Fin de vie : des euthanasies clandestines pratiquées à l'hôpital public
Pour faire face à la douleur de patients en fin de vie, certains médecins pratiquent des euthanasies dans les hôpitaux publics. L'un d'eux, Denis Labayle, a accepté de témoigner à visage découvert pour le magazine Envoyé Spécial.
Pour répondre à la douleur des patients en fin de vie, certains médecins pratiquent des euthanasies à l'hôpital public. L'un d'entre eux a accepté d'en parler à visage découvert, pour le magazine Envoyé Spécial, diffusé sur France 2. Denis Labayle a été chef de service pendant 26 ans en gastro-entérologie dans un grand établissement d'Île-de-France. Aujourd'hui, il lève un tabou : il existerait des euthanasies dans certains hôpitaux publics. "On n'en parle jamais. Disons qu'on en parle avec le collègue avec qui on travaille (...). Les gens n'ont pas été formés pour parler des choses essentielles, de la souffrance, de la mort", affirme Denis Labayle, qui poursuit : "On sait que ça se fait couramment. Alors, ça dépend des services, ça dépend du médecin, ça dépend de l'ambiance de l'équipe."

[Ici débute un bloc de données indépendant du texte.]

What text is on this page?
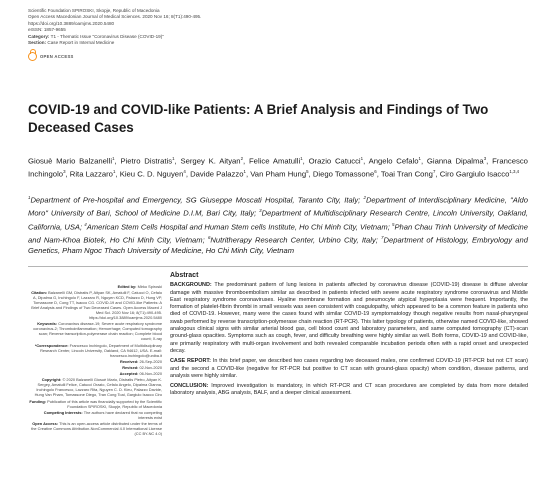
Scientific Foundation SPIROSKI, Skopje, Republic of Macedonia
Open Access Macedonian Journal of Medical Sciences. 2020 Nov 16; 8(T1):490-495.
https://doi.org/10.3889/oamjms.2020.5480
eISSN: 1857-9655
Category: T1 - Thematic Issue "Coronavirus Disease (COVID-19)"
Section: Case Report in Internal Medicine
OPEN ACCESS
COVID-19 and COVID-like Patients: A Brief Analysis and Findings of Two Deceased Cases
Giosuè Mario Balzanelli$^1$, Pietro Distratis$^1$, Sergey K. Aityan$^2$, Felice Amatulli$^1$, Orazio Catucci$^1$, Angelo Cefalo$^1$, Gianna Dipalma$^3$, Francesco Inchingolo$^3$, Rita Lazzaro$^1$, Kieu C. D. Nguyen$^4$, Davide Palazzo$^1$, Van Pham Hung$^5$, Diego Tomassone$^6$, Toai Tran Cong$^7$, Ciro Gargiulo Isacco$^{1,3,4}$
$^1$Department of Pre-hospital and Emergency, SG Giuseppe Moscati Hospital, Taranto City, Italy; $^2$Department of Interdisciplinary Medicine, "Aldo Moro" University of Bari, School of Medicine D.I.M, Bari City, Italy; $^3$Department of Multidisciplinary Research Centre, Lincoln University, Oakland, California, USA; $^4$American Stem Cells Hospital and Human Stem cells Institute, Ho Chi Minh City, Vietnam; $^5$Phan Chau Trinh University of Medicine and Nam-Khoa Biotek, Ho Chi Minh City, Vietnam; $^6$Nutritherapy Research Center, Urbino City, Italy; $^7$Department of Histology, Embryology and Genetics, Pham Ngoc Thach University of Medicine, Ho Chi Minh City, Vietnam

Edited by: Mirko Spiroski

Citation: Balzanelli GM, Distratis P, Aityan SK, Amatulli F, Catucci O, Cefalo A, Dipalma G, Inchingolo F, Lazzaro R, Nguyen KCD, Palazzo D, Hung VP, Tomassone D, Cong TT, Isacco CG. COVID-19 and COVID-like Patients: A Brief Analysis and Findings of Two Deceased Cases. Open Access Maced J Med Sci. 2020 Nov 16; 8(T1):490-495. https://doi.org/10.3889/oamjms.2020.5480

Keywords: Coronavirus disease-19; Severe acute respiratory syndrome coronavirus-2; Thromboinflammation; Hemorrhage; Computed tomography scan; Reverse transcription-polymerase chain reaction; Complete blood count; X-ray

*Correspondence: Francesco Inchingolo, Department of Multidisciplinary Research Center, Lincoln University, Oakland, CA 94612, USA. E-mail: francesco.inchingolo@uniba.it

Received: 26-Sep-2020

Revised: 02-Nov-2020

Accepted: 06-Nov-2020

Copyright: © 2020 Balzanelli Giosuè Mario, Distratis Pietro, Aityan K. Sergey, Amatulli Felice, Catucci Orazio, Cefalo Angelo, Dipalma Gianna, Inchingolo Francesco, Lazzaro Rita, Nguyen C. D. Kieu, Palazzo Davide, Hung Van Pham, Tomassone Diego, Tran Cong Toai, Gargiulo Isacco Ciro

Funding: Publication of this article was financially supported by the Scientific Foundation SPIROSKI, Skopje, Republic of Macedonia

Competing Interests: The authors have declared that no competing interests exist

Open Access: This is an open-access article distributed under the terms of the Creative Commons Attribution-NonCommercial 4.0 International License (CC BY-NC 4.0)

Abstract

BACKGROUND: The predominant pattern of lung lesions in patients affected by coronavirus disease (COVID-19) disease is diffuse alveolar damage with massive thromboembolism similar as described in patients infected with severe acute respiratory syndrome coronavirus and Middle East respiratory syndrome coronaviruses. Hyaline membrane formation and pneumocyte atypical hyperplasia were frequent. Importantly, the formation of platelet-fibrin thrombi in small vessels was seen consistent with coagulopathy, which appeared to be a common feature in patients who died of COVID-19. However, many were the cases found with similar COVID-19 symptomatology though negative results from nasal-pharyngeal swab performed by reverse transcription-polymerase chain reaction (RT-PCR). This latter typology of patients, otherwise named COVID-like, showed analogous clinical signs with similar arterial blood gas, cell blood count and laboratory parameters, and same computed tomography (CT)-scan ground-glass opacities. Symptoms such as cough, fever, and difficulty breathing were highly similar as well. Both forms, COVID-19 and COVID-like, are primarily respiratory with multi-organ involvement and both revealed comparable incubation periods often with a rapid onset and unexpected decay.

CASE REPORT: In this brief paper, we described two cases regarding two deceased males, one confirmed COVID-19 (RT-PCR but not CT scan) and the second a COVID-like (negative for RT-PCR but positive to CT scan with ground-glass opacity) whom condition, disease patterns, and analysis were highly similar.

CONCLUSION: Improved investigation is mandatory, in which RT-PCR and CT scan procedures are completed by data from more detailed laboratory analysis, ABG analysis, BALF, and a deeper clinical assessment.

Des associations de tranquillisants et de morphiniques à forte dose
Confronté à des patients atteints de maladies très graves, il a fait face à des souffrances que son équipe et lui ont jugées inacceptables. "C'est très simple pour moi, j'ai une philosophie, c'est répondre à la demande du patient. C'est-à-dire que s'il veut avoir absolument l'équivalent de la loi Léonetti, qu'il soit déshydraté, sans alimentation et qu'il meurt en 15 jours/trois semaines. C'était épouvantable pour l'équipe. Anti-éthique pour moi. Mais si les gens le réclamaient, je l'appliquais. Par contre, beaucoup de gens me disent : 'Écoutez, on voudrait partir vite, ça suffit, on a suffisamment souffert.' Bien sûr qu'on accélérait, et qu'on accélérait en fonction des demandes des personnes", confie le médecin, qui ajoute que les "produits les plus efficaces ne sont pas disponibles pour nous", et que ces produits, comme ceux utilisés en anesthésie, sont de "plus en plus contrôlés et comptabilisés au niveau des blocs opératoires" depuis la loi Léonetti.
"Alors, on arrange avec des associations de tranquillisants, de morphiniques à forte dose qui ont, au bout d'un certain temps, à une certaine dose, un effet létal", explique Denis Labayle, conscient d'avoir enfreint la loi, disant qu'il avait "conscience d'être humain". Selon les parlementaires qui ont travaillé sur la question, il y aurait entre 2 000 et 4 000 euthanasies clandestines chaque année en France.